Of course, so great is his reputation as a political wizard that commentators must qualify their evaluations of the current situation by acknowledging the possibility that he will make good on his promise to take down Bennett and return to power. But it is that possibility that will ensure that the new coalition is likely to hang together for a while. Having betrayed so many of his former allies and followers, including Bennett and other leaders of some of the new coalition parties, none will believe a word he says or be vulnerable to being persuaded to abandon their unlikely bedfellows.
The longer life goes on without Netanyahu at the helm—and in the absence of proof that Israel will be any less worse off for its citizens—the smaller the shadow he will cast over his successors. His churlish exit from office with over-the-top language about his parliamentary defeat being only the result of “fraud” will only redouble the determination of those who cast him out of office to keep him on the opposition benches for as long as possible.
What he will also have to reckon with is that now that Bennett and Lapid are in power, their political fate will be in their own hands and not a function of what he says about them. They may falter and prove to be inadequate to the task. Yet it’s also possible that they will muddle through and allow Israelis to understand that, for better or worse, the notion that without one man the country will fall apart is a myth.

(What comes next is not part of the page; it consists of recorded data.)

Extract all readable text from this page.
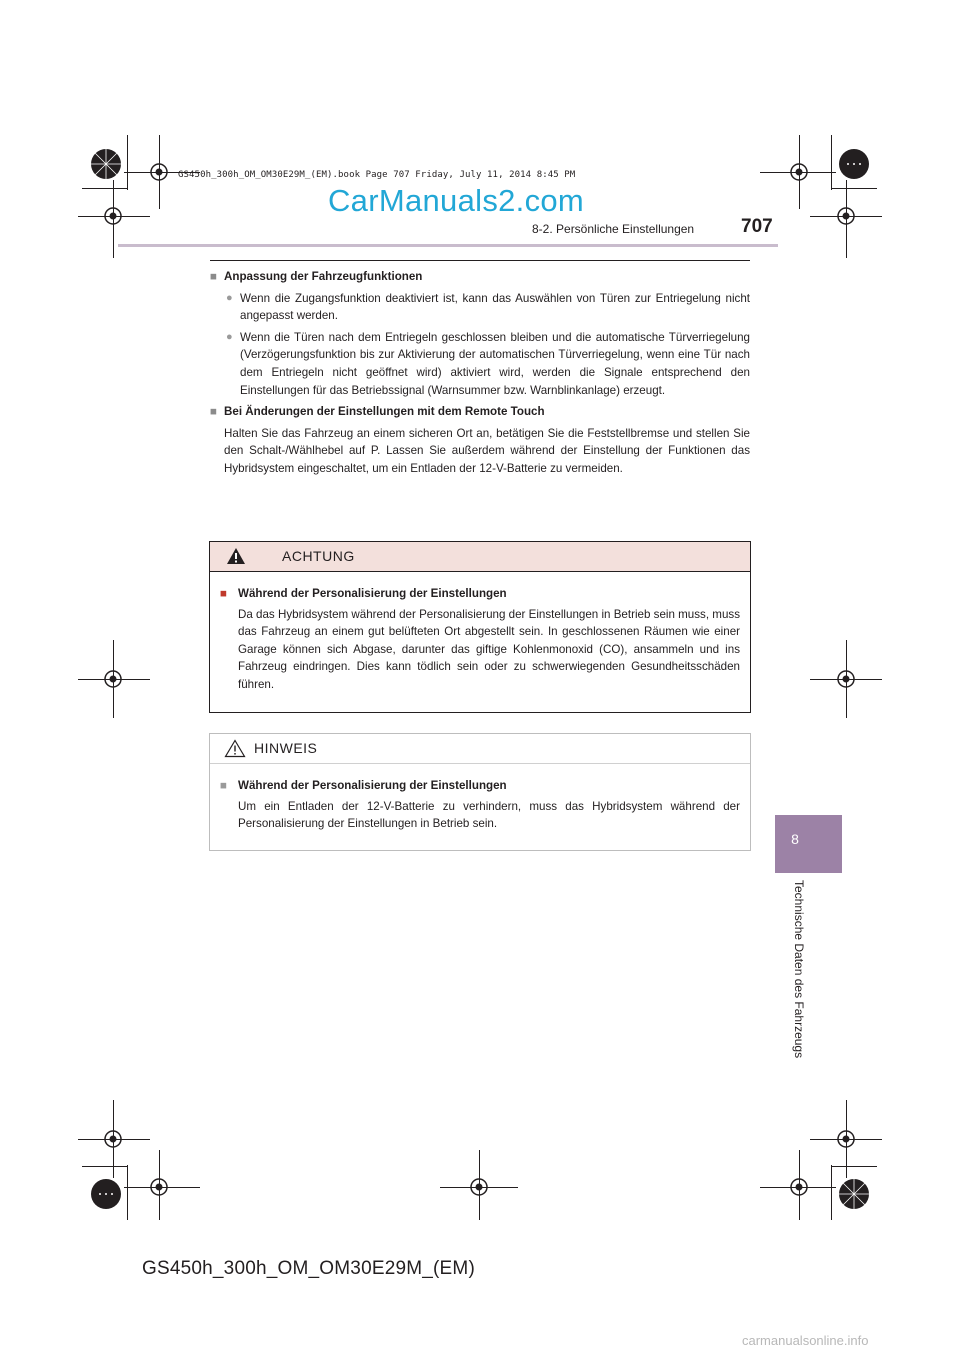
GS450h_300h_OM_OM30E29M_(EM).book Page 707 Friday, July 11, 2014 8:45 PM
CarManuals2.com
8-2. Persönliche Einstellungen 707
8
Technische Daten des Fahrzeugs
■ Anpassung der Fahrzeugfunktionen
● Wenn die Zugangsfunktion deaktiviert ist, kann das Auswählen von Türen zur Entriegelung nicht angepasst werden.
● Wenn die Türen nach dem Entriegeln geschlossen bleiben und die automatische Türverriegelung (Verzögerungsfunktion bis zur Aktivierung der automatischen Türverriegelung, wenn eine Tür nach dem Entriegeln nicht geöffnet wird) aktiviert wird, werden die Signale entsprechend den Einstellungen für das Betriebssignal (Warnsummer bzw. Warnblinkanlage) erzeugt.
■ Bei Änderungen der Einstellungen mit dem Remote Touch
Halten Sie das Fahrzeug an einem sicheren Ort an, betätigen Sie die Feststellbremse und stellen Sie den Schalt-/Wählhebel auf P. Lassen Sie außerdem während der Einstellung der Funktionen das Hybridsystem eingeschaltet, um ein Entladen der 12-V-Batterie zu vermeiden.
ACHTUNG
■ Während der Personalisierung der Einstellungen
Da das Hybridsystem während der Personalisierung der Einstellungen in Betrieb sein muss, muss das Fahrzeug an einem gut belüfteten Ort abgestellt sein. In geschlossenen Räumen wie einer Garage können sich Abgase, darunter das giftige Kohlenmonoxid (CO), ansammeln und ins Fahrzeug eindringen. Dies kann tödlich sein oder zu schwerwiegenden Gesundheitsschäden führen.
HINWEIS
■ Während der Personalisierung der Einstellungen
Um ein Entladen der 12-V-Batterie zu verhindern, muss das Hybridsystem während der Personalisierung der Einstellungen in Betrieb sein.
GS450h_300h_OM_OM30E29M_(EM)
carmanualsonline.info
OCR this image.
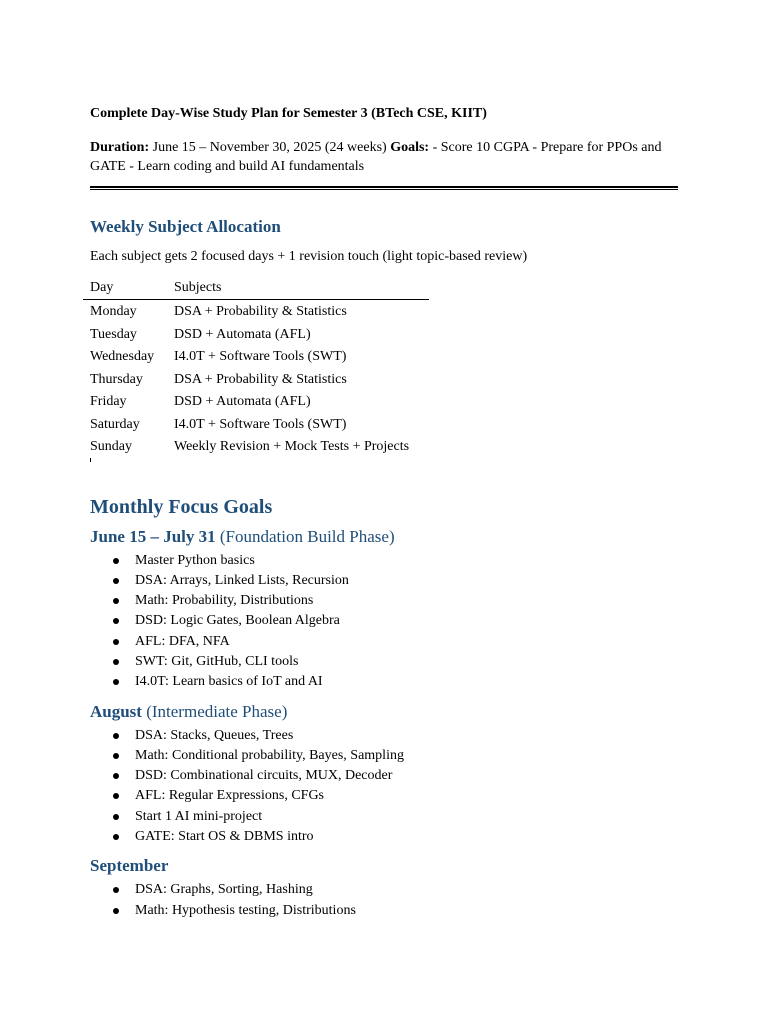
Complete Day-Wise Study Plan for Semester 3 (BTech CSE, KIIT)

Duration: June 15 – November 30, 2025 (24 weeks) Goals: - Score 10 CGPA - Prepare for PPOs and GATE - Learn coding and build AI fundamentals

Weekly Subject Allocation

Each subject gets 2 focused days + 1 revision touch (light topic-based review)

Day	Subjects
Monday	DSA + Probability & Statistics
Tuesday	DSD + Automata (AFL)
Wednesday	I4.0T + Software Tools (SWT)
Thursday	DSA + Probability & Statistics
Friday	DSD + Automata (AFL)
Saturday	I4.0T + Software Tools (SWT)
Sunday	Weekly Revision + Mock Tests + Projects
Monthly Focus Goals
June 15 – July 31 (Foundation Build Phase)
Master Python basics
DSA: Arrays, Linked Lists, Recursion
Math: Probability, Distributions
DSD: Logic Gates, Boolean Algebra
AFL: DFA, NFA
SWT: Git, GitHub, CLI tools
I4.0T: Learn basics of IoT and AI
August (Intermediate Phase)
DSA: Stacks, Queues, Trees
Math: Conditional probability, Bayes, Sampling
DSD: Combinational circuits, MUX, Decoder
AFL: Regular Expressions, CFGs
Start 1 AI mini-project
GATE: Start OS & DBMS intro
September
DSA: Graphs, Sorting, Hashing
Math: Hypothesis testing, Distributions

That’s the nature of politics. Netanyahu thinks he has been treated unfairly and, in some respects (especially with regard to his trial on largely insubstantial corruption charges), that’s true. But nothing—not even the tenure of the most talented leader—can go on forever, and it may be easier to get used to life without him in power than those whose political imaginations revolve around him realize.

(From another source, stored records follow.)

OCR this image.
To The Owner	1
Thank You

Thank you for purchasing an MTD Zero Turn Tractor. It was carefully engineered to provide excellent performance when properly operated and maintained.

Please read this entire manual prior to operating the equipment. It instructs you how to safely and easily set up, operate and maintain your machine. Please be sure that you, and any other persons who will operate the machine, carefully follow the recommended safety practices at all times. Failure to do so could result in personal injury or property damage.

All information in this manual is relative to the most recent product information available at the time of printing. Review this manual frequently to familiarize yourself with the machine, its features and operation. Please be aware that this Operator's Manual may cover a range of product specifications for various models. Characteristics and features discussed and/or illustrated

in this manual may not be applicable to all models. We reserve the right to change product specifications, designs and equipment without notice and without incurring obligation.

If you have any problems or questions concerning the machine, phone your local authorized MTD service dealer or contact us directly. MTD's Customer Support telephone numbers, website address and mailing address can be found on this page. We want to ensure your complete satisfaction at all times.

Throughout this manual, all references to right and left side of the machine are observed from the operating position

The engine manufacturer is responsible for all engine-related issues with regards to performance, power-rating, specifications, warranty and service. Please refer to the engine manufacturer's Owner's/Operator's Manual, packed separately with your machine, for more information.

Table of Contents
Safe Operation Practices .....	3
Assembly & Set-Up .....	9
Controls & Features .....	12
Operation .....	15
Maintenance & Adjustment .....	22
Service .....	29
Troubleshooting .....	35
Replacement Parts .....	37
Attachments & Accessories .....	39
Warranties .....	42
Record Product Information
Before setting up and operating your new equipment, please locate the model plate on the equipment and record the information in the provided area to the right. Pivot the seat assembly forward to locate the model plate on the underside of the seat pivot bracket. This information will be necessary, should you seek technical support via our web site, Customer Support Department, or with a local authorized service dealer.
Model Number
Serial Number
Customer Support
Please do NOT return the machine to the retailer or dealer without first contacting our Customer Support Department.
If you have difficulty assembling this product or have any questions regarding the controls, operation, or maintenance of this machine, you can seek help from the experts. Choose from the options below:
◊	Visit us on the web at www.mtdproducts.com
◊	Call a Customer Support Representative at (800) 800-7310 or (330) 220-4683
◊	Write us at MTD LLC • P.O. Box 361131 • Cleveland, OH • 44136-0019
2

That’s why the hysterical punditry about Netanyahu and his successors in the last several weeks is not likely to stand up very well if we look back on them in six months or a year. As much as he will want the argument to continue to be about him, ultimately, the future of a country is never about one person. While he may not be ready to go quietly or graciously into the night and await the judgment of history, everyone else should be prepared to move on and deal with a reality in which he is no longer all that important. Whether you supported him or deplored his influence, the sooner we all are prepared to talk about something other than Benjamin Netanyahu, the better off Israel and the work of those who are dedicated to its support it will be.